Amador: We LOVE it! Once I became an entrepreneur and enjoyed the flexibility of being available for my kids when they needed us, or of scheduling family time when they were on school vacations, I could never go back! Of course it’s a double-edged sword because, as all entrepreneurs know, it’s hard to find that balance between dedicating yourself to the work you are passionate about as a creative (the work never ends), and finding time for your family to rest and play, especially as the kids grow up and their interests change. However, I’m happy to say that when our girls were younger we managed it well and often turned our musical tours into family vacations, making new friends and traveling to exotic places, particularly when we performed on educational cruise ships with the girls and they became the passengers’ darlings, or when we went back to my home in Puerto Rico, or Brian’s in Albuquerque, or on tours to Florida or California during the frigid Boston winters. As voice actors we’re still able to travel and choose whether to make use of our remote recording set-up for short or emergency jobs. We also enjoy setting clear limits and since we work a lot when the girls are in school, we typically are pretty clear about protecting our family vacations and not allowing work to creep in to those special family times. I have encouraged my daughters to also consider becoming entrepreneurs. I feel that my education at Bryn Mawr College inspired me to be bolder and more of a risk taker, challenging my more conservative Latin upbringing, and that the roots of my entrepreneurial spirit were born there, amongst my supportive women friends, who encourage me greatly to this day.

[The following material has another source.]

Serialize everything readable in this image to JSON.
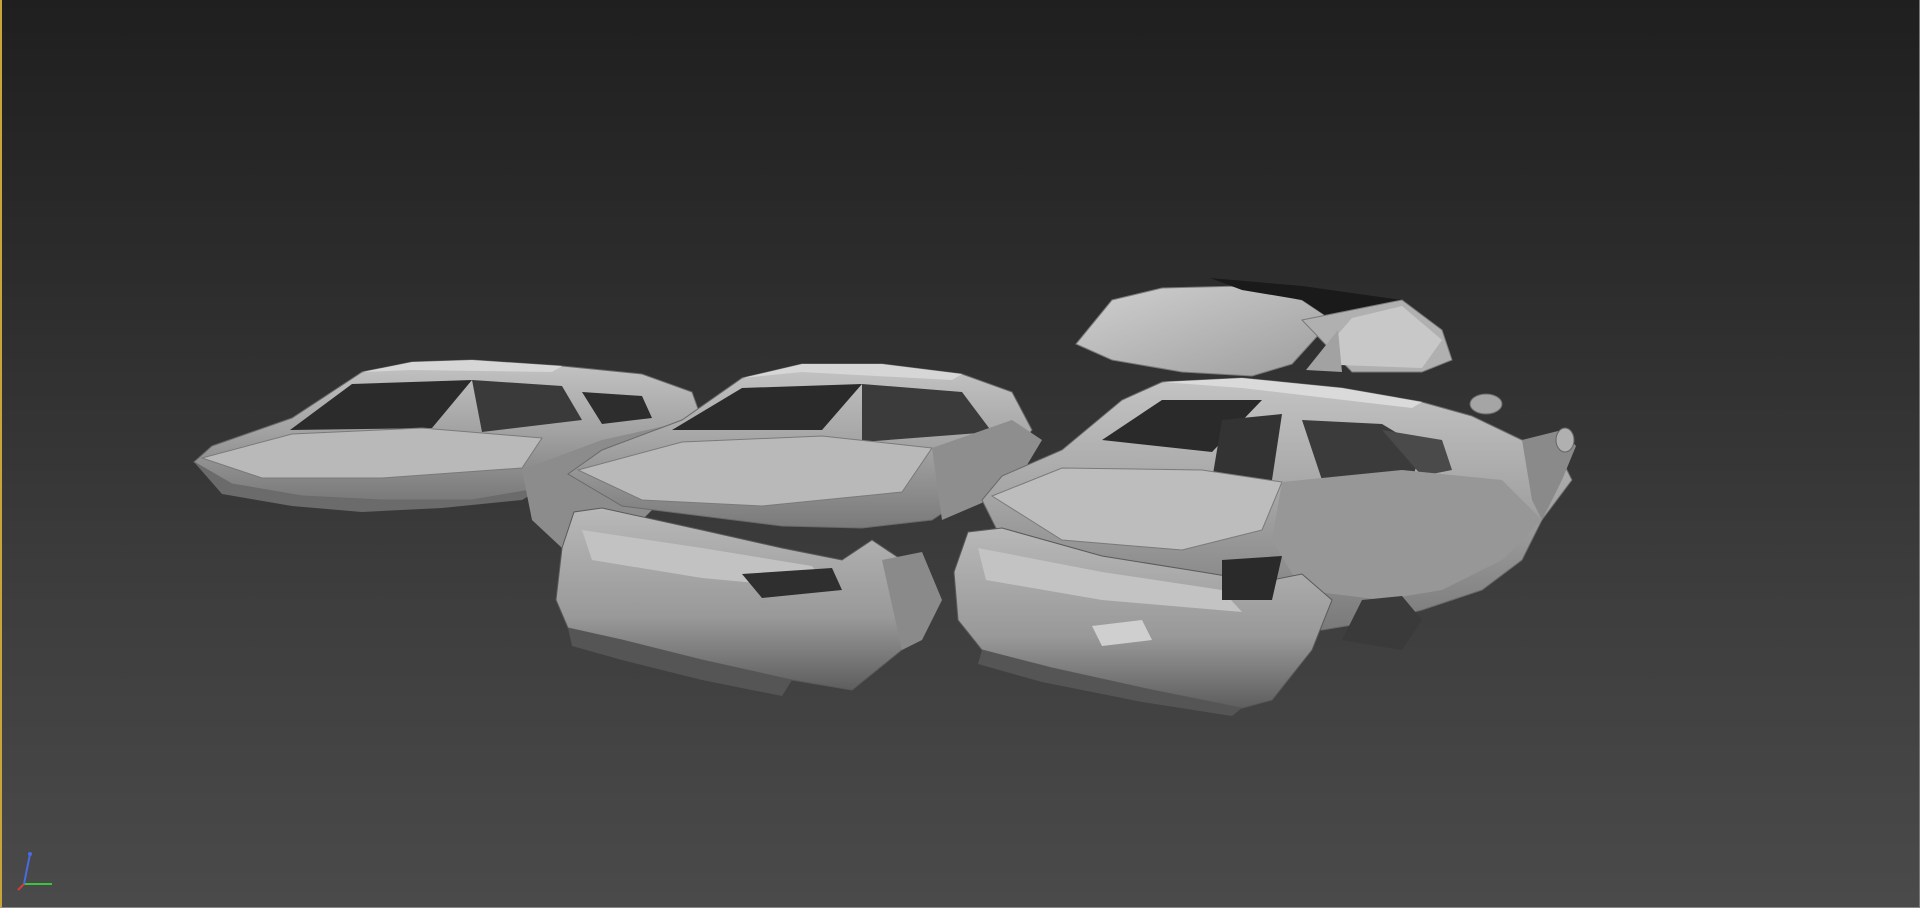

Parkin: Do you think being self-employed provides your kids with fundamental money management skills they otherwise wouldn’t have? How?
Amador: Oh yes! They are far better money managers than Brian or I were at 17 – that’s for sure. They really value doing voice-overs not only because they have fun, but also obviously because the income-making potential is infinitely better compared to other kinds of jobs a teenager can do. I think that our daughters have also benefited from seeing our successes, struggles and even failures as entrepreneurs. They have witnessed our ebbs and flows, many CD’s, new websites, auditions, rejections, and big and small wins. They know it’s not easy and you have to keep studying, growing and investing in your career in order to stay ahead of the game.
They see us participating in voice-over groups to meet and learn from one another. Alisa and Sonia see that it takes a lot of focus, hard work and organization to be a successful entrepreneur and that it’s not for the faint of heart. But they also see the advantages and I know they truly appreciate them, and all of the ways in which we’ve been able to prioritize raising them during their youth and adolescence. We hope that’s what they’ll remember the most, though we know there are times when we’ve had to work over-time, which they also noticed. They’ve become experts at walking quietly in the house when we do work overtime to meet a client’s needs, for example.
Parkin: What’s your favorite thing about being a voice-over artist?
Amador: I am honored each and every time a producer or client chooses my voice or my family’s voices. I feel enormous gratitude that I get to do this for a living – I often feel like I’m getting paid to play! I get to act, use my unique bi-cultural lens to motivate, educate or inspire others. And on top of all this, sometimes I get to do this with my husband and life partner, or with my whole family. What could possibly be better?! This helps me give my clients top-level service, from voice-overs to helping them with excellent culturally-sensitive translations. They are giving me a gift each time they select my voice. I always aim to give my best to each and every one and am grateful to have hundreds of repeat clients. They bring me joy and satisfaction daily. I couldn’t be more grateful.